For eight years I played in a weekly bar jam. Last year the hotel sold. The new owners kept the jam going for a few months then they closed the bar for renovations. I played a few open mic’s as a solo act but that is not really my thing. I hadn’t played in a real band for over 30 years. I enjoy playing with other musicians, especially live, but don’t have the time or the discipline to be in a band. The bar jam filled my needs. A couple of months ago one of the guys I’d jammed with contacted me about performing as a duo. We both play guitar and write a little bit. Neither of us are great singers. After a couple of practices we decided we needed a female singer. We put out the word and had a few singers respond. The second one is a gem. She has written more songs than Jim and I together. She is a really good singer. We have done a few open mic’s as a trio and got a lot of good feedback. We had a practice last night. In the afternoon she texted to ask if she could bring a bass player. It turned out I had played with him a few times but he played guitar. He is a decent bass player and picked up our original material very quickly. Tonight the bar is starting the jam up again. We are going to perform four songs as a group, three of them originals. I’m stoked to be back at the bar jam and really stoked to be doing some original material. It will be a workout. The jam lasts until the wee hours. My poor old fingers will be raw by the end of the night.


----------



## player99 (Sep 5, 2019)

Nice!


----------



## greco (Jul 15, 2007)

ENJOY! ..and please let us know how it went.


----------



## zontar (Oct 25, 2007)

Great--I am the positive type of jealous.
Happy for you, and would like to do something like that myself.


----------



## sambonee (Dec 20, 2007)

What happened to the spanish singer?


----------



## Kerry Brown (Mar 31, 2014)

sambonee said:


> What happened to the spanish singer?


She’s the second one


----------



## Kerry Brown (Mar 31, 2014)

Well it was a bit of a train wreck.

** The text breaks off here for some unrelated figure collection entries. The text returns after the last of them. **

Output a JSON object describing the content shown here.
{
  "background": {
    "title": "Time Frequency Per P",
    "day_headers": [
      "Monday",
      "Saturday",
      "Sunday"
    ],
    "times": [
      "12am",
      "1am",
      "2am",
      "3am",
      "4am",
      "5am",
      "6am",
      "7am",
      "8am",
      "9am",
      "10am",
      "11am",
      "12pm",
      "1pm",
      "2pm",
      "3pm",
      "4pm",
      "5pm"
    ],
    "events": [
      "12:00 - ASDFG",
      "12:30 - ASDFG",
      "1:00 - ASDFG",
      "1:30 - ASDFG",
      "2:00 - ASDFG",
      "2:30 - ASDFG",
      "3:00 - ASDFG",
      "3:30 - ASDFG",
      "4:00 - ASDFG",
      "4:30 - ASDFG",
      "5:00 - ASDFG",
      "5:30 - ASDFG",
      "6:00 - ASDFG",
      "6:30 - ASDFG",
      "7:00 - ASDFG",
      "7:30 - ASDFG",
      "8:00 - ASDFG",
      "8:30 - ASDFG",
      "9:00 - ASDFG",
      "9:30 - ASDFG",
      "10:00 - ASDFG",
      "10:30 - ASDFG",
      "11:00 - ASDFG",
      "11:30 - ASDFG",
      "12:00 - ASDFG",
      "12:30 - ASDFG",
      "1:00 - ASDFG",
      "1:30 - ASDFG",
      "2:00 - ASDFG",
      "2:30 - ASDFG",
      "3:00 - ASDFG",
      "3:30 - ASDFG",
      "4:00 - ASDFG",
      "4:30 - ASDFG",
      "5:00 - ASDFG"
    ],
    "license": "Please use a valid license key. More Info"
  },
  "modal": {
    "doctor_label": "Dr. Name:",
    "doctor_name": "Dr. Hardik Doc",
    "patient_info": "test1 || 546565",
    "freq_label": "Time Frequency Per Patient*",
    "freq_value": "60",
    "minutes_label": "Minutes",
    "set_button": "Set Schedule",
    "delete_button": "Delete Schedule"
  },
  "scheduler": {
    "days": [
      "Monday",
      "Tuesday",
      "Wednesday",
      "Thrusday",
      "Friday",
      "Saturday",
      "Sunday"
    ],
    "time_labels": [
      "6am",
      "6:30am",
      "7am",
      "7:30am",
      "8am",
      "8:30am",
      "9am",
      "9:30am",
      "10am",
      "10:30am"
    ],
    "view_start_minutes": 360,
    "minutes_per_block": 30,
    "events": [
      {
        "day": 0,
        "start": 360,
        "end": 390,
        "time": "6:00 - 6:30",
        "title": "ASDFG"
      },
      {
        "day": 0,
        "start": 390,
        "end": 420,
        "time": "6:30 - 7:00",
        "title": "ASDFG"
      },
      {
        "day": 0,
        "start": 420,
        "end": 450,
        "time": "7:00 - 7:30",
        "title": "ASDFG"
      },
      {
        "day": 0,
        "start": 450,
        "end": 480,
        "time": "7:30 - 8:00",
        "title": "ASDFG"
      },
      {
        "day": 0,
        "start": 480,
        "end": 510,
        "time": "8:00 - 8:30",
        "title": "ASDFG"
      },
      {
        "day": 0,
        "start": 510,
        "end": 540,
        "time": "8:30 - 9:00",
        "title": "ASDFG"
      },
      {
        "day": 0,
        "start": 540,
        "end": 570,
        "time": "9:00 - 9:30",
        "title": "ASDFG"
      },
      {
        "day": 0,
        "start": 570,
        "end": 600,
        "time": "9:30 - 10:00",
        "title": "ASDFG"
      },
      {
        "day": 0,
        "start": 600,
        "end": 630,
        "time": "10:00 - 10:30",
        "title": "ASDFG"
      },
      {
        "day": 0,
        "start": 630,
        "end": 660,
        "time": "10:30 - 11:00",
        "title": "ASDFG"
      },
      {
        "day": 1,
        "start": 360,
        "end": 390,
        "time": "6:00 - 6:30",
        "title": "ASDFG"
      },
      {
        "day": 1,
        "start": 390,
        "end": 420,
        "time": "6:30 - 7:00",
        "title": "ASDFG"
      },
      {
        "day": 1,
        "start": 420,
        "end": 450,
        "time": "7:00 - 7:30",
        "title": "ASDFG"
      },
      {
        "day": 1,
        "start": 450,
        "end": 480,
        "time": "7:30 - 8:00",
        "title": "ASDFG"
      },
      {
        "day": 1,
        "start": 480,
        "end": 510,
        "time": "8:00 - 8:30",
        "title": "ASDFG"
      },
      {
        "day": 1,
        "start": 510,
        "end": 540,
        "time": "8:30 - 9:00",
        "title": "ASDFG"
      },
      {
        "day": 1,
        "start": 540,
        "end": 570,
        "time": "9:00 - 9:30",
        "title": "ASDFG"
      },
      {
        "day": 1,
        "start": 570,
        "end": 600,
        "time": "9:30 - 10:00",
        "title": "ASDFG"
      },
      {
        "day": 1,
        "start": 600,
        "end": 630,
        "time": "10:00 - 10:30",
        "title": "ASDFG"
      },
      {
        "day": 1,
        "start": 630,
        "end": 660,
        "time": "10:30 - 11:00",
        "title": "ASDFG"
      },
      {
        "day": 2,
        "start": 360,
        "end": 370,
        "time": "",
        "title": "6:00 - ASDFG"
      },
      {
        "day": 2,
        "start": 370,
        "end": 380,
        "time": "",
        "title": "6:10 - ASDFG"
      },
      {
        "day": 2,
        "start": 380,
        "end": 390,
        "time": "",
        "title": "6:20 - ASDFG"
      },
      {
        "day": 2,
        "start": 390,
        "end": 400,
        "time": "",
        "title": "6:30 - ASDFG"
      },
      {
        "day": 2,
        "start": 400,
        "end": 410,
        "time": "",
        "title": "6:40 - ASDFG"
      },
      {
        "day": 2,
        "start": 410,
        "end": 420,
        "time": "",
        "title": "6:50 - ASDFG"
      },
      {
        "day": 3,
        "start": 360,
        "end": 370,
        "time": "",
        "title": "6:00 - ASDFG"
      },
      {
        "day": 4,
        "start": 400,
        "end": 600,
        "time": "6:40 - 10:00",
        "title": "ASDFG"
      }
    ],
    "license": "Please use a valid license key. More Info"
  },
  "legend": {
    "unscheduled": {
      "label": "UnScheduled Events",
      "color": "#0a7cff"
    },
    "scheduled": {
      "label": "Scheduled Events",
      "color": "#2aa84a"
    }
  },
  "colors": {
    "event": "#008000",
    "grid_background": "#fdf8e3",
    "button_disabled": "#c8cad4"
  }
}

We didn’t get on stage until late. Some of the other musicians were well lubricated and hopped up to join us. I told the drummer about the tempo change we do in St James Infirmary and he totally missed it. One of the originals is a very pretty song in Bm. We originally played it in Cm and the lyric sheet has the chords in Cm. This totally confused the house bass player who couldn’t follow as I was using a capo. We killed Knocking on Heaven’s Door because by this song we had three guitars, bass, sax, and a drummer and they all knew the song  We had fun. I got to play a set with the house band which was a treat.


----------



## CathodeRay (Jan 12, 2018)

Glad it was still a positive experience despite the frustrations.

I gotta feel for the bassist. A few months ago, I was all prepared to come in on a rare lead (I'm usually rhythm), had the amp cranked nice and loud, and proceeded to play that lead in A blues instead of Amaj. The look of confusion on my face as my fingers produced those notes must have been a sight to see. Bandmates were stoic.


----------



## Kerry Brown (Mar 31, 2014)

CathodeRay said:


> Glad it was still a positive experience despite the frustrations.


That is always the way with informal bar jams. Lot's of fun but always some confusion. To be fair the bass player had never heard the song before and it does have some weird changes.


----------